Diyabetik bireylerin diyet kolesterolünün 300mg/dl’nin altında tutmak gerekmektedir. Doymuş yağdan gelen enerji <%10, tekli doymamış yağdan gelen enerjinin %12- 15, çoklu doymamış yağdan gelen enerjinin <%8- 9 oranları sağlanmalıdır. Bu durumu sağlayabilmek için; kırmızı et yerine; tavuk, balık, hindi tercih edilmeli. Et yemeklerine ilave yağ kullanımından kaçınılmalı. Kuyrukyağı, katıyağ, tereyağ ve iç yağ tüketimine dikkat edilmeli. Sakatatların ve doymuş yağların tüketimi kısıtlanmalıdır.
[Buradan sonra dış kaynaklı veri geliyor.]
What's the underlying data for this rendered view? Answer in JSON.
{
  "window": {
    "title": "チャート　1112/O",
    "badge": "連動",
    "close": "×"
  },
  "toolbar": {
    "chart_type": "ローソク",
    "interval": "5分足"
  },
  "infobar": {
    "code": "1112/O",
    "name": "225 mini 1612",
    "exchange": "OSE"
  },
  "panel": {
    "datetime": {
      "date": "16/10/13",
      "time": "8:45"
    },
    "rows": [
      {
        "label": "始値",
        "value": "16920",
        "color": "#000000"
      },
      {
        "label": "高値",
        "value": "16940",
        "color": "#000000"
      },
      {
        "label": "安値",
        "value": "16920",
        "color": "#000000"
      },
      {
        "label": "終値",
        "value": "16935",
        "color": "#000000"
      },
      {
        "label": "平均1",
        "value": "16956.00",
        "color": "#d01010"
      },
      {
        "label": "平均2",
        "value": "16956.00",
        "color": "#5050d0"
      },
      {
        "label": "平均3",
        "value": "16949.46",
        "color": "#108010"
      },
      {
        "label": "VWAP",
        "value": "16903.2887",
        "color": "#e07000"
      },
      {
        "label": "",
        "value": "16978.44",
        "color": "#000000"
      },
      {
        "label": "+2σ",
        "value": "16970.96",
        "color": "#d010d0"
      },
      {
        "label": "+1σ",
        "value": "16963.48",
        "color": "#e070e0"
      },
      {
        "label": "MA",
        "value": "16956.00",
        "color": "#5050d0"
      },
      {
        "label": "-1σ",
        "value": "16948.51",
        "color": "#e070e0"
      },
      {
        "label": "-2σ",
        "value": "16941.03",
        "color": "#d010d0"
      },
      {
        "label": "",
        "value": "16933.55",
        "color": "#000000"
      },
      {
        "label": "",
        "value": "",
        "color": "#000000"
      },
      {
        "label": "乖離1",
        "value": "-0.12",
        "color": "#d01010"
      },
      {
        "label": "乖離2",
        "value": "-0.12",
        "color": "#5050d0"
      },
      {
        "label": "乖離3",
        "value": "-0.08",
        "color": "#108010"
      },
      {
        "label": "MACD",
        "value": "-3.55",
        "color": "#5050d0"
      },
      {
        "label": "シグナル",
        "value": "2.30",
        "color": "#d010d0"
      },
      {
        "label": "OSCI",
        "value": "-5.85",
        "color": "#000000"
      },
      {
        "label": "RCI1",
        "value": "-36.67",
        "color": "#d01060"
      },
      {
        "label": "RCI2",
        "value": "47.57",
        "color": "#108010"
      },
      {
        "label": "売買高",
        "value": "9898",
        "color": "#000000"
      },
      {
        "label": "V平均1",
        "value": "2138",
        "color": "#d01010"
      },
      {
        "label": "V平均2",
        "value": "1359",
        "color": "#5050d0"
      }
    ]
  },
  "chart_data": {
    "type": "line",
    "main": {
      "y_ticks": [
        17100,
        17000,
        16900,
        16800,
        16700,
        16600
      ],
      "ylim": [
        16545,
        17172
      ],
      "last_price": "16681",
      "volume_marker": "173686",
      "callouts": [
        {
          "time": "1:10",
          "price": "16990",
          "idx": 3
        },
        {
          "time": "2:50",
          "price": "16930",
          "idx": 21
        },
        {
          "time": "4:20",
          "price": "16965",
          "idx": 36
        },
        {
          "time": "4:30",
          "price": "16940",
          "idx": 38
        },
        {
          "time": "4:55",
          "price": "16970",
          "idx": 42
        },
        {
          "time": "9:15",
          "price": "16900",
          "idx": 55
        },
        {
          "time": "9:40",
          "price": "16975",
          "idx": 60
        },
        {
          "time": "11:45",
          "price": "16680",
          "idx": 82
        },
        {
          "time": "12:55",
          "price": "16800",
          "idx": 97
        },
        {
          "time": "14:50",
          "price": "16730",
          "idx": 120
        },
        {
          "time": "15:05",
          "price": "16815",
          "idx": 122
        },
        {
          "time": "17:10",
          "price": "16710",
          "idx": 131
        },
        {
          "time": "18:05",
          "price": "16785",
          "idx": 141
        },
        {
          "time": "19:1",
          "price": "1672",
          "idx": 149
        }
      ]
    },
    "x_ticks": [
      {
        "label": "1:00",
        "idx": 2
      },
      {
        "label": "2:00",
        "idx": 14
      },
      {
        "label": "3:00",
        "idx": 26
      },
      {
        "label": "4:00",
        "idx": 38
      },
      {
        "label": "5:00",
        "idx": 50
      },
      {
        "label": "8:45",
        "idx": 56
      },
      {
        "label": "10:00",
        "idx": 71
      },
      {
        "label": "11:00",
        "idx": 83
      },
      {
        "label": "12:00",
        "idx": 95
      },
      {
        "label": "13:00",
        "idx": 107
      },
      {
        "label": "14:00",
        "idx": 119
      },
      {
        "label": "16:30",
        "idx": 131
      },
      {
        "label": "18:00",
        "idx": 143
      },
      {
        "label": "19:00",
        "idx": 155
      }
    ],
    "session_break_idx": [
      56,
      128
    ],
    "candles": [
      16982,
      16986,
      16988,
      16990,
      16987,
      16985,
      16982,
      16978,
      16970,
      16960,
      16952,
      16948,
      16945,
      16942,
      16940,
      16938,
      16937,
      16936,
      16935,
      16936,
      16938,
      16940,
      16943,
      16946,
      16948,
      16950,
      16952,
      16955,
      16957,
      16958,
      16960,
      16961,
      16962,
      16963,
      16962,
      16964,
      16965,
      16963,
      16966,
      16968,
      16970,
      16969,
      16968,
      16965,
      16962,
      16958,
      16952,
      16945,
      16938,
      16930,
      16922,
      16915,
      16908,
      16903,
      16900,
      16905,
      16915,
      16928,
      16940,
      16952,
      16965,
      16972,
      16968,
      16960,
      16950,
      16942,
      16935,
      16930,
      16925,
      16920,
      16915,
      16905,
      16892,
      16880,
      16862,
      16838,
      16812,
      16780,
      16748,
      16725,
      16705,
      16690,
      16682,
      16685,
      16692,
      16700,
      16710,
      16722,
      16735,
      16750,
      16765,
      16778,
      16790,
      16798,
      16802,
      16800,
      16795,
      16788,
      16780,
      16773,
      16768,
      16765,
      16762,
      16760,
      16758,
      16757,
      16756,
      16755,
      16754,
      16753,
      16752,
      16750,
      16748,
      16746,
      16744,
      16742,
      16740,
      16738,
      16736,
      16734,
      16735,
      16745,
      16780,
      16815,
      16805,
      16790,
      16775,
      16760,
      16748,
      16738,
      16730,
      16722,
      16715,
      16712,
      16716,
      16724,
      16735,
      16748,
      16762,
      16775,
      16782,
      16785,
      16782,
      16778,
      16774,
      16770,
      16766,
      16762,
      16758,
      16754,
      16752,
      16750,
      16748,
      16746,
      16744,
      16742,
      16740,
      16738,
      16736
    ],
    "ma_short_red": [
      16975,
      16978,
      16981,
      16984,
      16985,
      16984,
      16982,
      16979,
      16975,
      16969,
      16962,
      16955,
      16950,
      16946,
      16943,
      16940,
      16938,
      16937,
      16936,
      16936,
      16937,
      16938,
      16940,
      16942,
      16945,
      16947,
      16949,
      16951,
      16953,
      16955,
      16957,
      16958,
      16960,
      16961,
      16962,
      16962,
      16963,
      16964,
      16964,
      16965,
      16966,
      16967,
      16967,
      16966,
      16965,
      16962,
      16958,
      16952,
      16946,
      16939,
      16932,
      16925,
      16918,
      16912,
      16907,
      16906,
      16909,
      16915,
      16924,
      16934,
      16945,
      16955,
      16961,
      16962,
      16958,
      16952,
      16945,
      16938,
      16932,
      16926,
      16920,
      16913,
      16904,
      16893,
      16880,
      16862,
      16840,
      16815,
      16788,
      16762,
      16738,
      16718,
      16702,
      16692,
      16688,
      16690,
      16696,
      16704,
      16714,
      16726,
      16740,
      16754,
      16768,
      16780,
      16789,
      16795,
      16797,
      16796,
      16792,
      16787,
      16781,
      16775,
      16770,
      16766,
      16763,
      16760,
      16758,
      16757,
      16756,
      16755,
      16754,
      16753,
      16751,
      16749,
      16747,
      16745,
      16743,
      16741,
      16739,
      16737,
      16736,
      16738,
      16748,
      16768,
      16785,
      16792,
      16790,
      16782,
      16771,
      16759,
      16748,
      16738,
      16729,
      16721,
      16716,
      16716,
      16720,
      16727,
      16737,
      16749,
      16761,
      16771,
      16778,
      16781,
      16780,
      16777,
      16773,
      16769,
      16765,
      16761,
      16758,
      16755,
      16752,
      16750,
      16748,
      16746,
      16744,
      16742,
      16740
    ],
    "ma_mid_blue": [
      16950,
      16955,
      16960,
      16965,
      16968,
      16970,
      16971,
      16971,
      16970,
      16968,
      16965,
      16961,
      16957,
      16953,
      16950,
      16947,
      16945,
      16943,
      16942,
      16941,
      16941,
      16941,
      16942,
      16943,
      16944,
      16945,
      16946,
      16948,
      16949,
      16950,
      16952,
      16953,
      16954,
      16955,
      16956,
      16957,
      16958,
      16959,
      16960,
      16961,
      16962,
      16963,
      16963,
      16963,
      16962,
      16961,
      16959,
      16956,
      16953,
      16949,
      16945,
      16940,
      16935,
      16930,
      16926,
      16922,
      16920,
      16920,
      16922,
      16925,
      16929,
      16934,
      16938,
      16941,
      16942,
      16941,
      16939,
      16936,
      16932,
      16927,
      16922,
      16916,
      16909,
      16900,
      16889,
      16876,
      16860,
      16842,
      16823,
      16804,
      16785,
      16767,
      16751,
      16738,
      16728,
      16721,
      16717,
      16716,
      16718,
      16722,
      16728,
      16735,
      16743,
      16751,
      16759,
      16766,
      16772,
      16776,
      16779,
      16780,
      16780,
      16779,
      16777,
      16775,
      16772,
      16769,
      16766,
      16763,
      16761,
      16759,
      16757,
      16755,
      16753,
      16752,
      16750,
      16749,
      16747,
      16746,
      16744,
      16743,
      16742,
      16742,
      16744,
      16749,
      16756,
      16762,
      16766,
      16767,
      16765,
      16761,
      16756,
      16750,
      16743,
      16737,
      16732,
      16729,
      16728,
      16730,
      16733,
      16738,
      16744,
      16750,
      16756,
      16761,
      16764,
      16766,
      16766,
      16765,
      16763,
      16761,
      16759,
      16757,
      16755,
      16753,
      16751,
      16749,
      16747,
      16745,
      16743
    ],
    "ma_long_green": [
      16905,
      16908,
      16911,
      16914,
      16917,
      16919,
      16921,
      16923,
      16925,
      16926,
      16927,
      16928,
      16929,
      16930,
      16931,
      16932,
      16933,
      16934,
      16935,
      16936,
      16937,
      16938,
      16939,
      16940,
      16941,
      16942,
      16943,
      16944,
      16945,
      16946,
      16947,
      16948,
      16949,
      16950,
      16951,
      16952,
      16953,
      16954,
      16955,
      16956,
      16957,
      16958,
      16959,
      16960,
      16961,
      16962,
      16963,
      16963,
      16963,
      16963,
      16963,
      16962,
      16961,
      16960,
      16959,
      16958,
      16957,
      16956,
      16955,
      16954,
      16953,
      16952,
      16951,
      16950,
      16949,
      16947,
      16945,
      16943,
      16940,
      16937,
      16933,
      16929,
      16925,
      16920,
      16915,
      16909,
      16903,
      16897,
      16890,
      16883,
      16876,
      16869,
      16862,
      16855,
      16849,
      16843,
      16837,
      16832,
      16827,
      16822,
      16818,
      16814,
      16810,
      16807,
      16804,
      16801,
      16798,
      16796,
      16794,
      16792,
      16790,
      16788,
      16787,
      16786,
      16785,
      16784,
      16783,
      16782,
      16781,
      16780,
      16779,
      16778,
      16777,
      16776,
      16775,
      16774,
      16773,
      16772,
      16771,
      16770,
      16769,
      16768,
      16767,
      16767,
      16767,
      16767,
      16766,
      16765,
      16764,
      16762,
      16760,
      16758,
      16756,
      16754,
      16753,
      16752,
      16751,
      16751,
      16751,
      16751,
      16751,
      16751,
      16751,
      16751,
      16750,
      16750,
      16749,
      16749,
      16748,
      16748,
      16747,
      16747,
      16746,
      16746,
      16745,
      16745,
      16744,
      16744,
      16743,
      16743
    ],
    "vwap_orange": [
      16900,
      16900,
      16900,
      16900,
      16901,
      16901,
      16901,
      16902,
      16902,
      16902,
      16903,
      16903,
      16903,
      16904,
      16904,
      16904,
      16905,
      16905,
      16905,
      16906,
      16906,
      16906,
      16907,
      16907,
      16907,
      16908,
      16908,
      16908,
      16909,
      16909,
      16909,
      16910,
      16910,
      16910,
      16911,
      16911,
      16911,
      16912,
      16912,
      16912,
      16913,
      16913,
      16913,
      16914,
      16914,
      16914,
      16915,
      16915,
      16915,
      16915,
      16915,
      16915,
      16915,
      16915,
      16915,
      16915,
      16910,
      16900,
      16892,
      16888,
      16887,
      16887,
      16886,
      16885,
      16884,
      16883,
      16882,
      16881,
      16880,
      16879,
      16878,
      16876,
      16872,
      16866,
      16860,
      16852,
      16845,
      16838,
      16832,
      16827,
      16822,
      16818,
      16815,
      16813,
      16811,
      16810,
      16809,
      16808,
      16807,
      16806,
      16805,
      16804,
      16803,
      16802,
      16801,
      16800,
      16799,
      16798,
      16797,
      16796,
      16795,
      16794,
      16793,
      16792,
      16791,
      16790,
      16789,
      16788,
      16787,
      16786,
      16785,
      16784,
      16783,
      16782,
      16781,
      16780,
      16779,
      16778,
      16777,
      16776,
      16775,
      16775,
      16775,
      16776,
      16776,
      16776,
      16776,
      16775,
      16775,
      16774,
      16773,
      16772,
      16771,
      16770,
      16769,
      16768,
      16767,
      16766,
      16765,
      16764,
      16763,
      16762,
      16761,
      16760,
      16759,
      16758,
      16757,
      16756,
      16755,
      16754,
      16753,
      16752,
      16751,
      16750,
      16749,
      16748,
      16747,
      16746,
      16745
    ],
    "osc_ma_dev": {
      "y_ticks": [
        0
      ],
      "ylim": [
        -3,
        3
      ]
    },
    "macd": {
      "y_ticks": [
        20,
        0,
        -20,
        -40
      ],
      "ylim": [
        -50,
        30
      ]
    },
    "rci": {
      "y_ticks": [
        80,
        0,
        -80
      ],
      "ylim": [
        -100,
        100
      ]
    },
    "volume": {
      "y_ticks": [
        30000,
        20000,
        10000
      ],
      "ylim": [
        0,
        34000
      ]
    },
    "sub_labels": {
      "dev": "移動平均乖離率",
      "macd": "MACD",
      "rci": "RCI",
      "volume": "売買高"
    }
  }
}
Kavurma, kızartma yerine sağlıklı pişirme yöntemleri kullanılmalı.
Uzun aralıklarla ve düzensiz besin tüketimi hipoglisemi ve hiperglisemiye sebebiyet vereceğinden sık sık beslenme sağlanmalıdır. Ana öğünlerin yanında ara öğünler de mutlaka tüketilmelidir.
Diyet ürünleri ve yapay tatlandırıcıların tüketiminin serbest olmadığı unutulmamalıdır. Ürün çeşidini ve miktarlarını belirlerken diyetisyene danışılması gerektiği bilinmelidir.
Çay şekeri, reçel, marmelat, şekerlemeler, çikolata, bal, pekmez, dondurma, pasta, tatlı, meşrubat gibi besinler hızla kana karışarak ani kan şekeri yükselmelerine sebep olmaktadır. Bu tür besinlerin tüketiminden kaçınılmalıdır.
Bireyin uygun vücut ağırlığı sağlanarak yeterli ve dengeli bir beslenme programı uygulanmalıdır. Sigaradan uzak durulmalıdır.